Nelle due parabole chi è perduto non deve fare nulla se non aspettare di essere trovato: questo atteggiamento passivo è proprio il contrario di quanto generalmente viene affermato in ambito religioso: siamo, infatti, convinti che sia compito dell'uomo cercare di piacere, convincere, fare ogni sforzo per muovere a compassione Dio. Nelle due parabole c'è un altro paradosso: si racconta della gioia per il ritrovamento - rallegratevi con me - che è specchio della gioia nel cielo, davanti agli angeli di Dio a causa di un solo peccatore che si converte.

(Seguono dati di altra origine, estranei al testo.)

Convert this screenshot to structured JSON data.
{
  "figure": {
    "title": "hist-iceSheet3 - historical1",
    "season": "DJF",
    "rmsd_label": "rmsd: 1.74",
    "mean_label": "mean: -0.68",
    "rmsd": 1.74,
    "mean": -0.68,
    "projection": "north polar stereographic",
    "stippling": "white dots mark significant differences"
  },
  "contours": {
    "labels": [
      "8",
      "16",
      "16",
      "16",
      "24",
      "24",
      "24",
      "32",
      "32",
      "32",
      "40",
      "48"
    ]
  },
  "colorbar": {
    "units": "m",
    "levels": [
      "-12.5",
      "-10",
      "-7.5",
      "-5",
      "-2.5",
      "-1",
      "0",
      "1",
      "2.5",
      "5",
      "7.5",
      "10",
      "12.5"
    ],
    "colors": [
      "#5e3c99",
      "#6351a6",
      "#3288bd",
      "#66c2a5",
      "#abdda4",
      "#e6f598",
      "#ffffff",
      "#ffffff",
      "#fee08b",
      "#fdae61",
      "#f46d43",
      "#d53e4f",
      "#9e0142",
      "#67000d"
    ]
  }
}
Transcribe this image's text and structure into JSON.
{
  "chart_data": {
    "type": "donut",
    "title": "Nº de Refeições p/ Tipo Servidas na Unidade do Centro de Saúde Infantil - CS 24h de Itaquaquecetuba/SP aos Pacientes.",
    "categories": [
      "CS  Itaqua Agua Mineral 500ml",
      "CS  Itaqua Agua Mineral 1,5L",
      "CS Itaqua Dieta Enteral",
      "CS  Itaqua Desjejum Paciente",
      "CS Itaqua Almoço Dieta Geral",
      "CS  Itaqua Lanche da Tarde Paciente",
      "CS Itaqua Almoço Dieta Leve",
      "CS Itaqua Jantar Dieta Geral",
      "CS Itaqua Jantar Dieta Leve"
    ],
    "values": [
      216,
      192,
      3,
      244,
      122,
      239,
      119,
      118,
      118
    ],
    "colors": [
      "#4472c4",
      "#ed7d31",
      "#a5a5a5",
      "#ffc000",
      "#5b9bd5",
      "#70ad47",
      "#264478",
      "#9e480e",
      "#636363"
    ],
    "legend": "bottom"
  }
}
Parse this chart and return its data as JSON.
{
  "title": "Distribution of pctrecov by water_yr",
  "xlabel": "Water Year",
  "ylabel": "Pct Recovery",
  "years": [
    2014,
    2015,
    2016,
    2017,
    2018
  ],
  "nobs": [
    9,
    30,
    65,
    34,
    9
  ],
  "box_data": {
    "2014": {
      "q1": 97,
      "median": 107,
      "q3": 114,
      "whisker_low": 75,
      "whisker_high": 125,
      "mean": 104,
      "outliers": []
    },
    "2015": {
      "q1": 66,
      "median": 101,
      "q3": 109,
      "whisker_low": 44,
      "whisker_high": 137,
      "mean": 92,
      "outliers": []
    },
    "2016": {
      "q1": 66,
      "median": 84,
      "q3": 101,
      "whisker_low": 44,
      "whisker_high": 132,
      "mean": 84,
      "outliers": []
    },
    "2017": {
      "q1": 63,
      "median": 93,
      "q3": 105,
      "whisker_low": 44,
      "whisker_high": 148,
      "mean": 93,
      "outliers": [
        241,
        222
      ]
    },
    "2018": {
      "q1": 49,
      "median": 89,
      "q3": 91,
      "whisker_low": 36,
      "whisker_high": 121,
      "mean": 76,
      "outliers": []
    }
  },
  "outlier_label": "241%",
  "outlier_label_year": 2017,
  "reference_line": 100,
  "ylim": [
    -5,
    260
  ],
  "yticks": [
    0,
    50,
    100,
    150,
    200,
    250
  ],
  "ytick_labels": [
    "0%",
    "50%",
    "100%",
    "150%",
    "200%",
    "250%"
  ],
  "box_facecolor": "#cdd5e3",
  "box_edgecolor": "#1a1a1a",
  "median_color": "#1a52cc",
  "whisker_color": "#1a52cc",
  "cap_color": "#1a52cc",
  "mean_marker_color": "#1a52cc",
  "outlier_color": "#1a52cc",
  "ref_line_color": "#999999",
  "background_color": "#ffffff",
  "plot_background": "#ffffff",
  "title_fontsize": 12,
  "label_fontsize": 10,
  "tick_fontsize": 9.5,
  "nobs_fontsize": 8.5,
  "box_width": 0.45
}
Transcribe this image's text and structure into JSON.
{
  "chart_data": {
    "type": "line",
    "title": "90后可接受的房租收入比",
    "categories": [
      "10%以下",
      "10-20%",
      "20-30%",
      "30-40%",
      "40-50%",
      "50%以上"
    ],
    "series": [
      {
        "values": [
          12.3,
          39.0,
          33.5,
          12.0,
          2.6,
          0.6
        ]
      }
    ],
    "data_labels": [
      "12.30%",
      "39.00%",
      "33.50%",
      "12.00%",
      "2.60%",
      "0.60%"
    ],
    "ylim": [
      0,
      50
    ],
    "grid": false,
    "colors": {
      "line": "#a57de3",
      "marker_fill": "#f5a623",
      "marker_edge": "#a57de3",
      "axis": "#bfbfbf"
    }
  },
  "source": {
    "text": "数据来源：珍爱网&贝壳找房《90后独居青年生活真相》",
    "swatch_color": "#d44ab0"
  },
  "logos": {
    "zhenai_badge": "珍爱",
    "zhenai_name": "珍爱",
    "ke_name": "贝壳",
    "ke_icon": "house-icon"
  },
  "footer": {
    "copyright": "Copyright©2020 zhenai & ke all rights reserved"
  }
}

Sembra quasi di trovarci davanti ad uno sbaglio perché il verbo “convertirsi” di solito è associato a una volontà, alla azione, l'impegno di chi intraprende un cammino di conversione, invece, nelle due parabole è Dio che fa tutto, cerca, cammina, fa luce, si impegna, agisce “finché non la trova”... l'uomo deve semplicemente lasciarsi amare da Lui. Le parabole raccontano della ricerca di chi è perduto fatta con lo slancio del pastore e la sistematicità della donna; il Signore è continuamente alla loro ricerca, li accoglie e vive in mezzo a loro, si confonde con i peccatori fin dal Battesimo (cfr. Lc 3,21). Lui si è fatto uomo per essere vicino ad ogni uomo, ha sofferto l'emarginazione per essere vicino ad ogni scartato dalla vita, ha sofferto le conseguenze del peccato per essere vicino ad ogni peccatore, ai rifiutati perché sono figli di Dio perduti due volte: per le loro vicissitudini personali e per l'esclusione da parte di coloro che si ritengono “giusti”.

Rallegratevi
Sull'esempio di Gesù dovremmo essere capaci di mangiare con i peccatori, per condividere con gli altri la misericordia che abbiamo ricevuto non per nostro merito perché cercati e amati da Dio. Dovremmo entrare nel mondo degli altri, sporcarsi le mani, senza scusare il peccato ma testimoniando l'amore che guarisce. Rallegrarsi con lui ci fa condividere, qui sulla terra, la vita del Paradiso, perché partecipi della logica della Misericordia di Dio.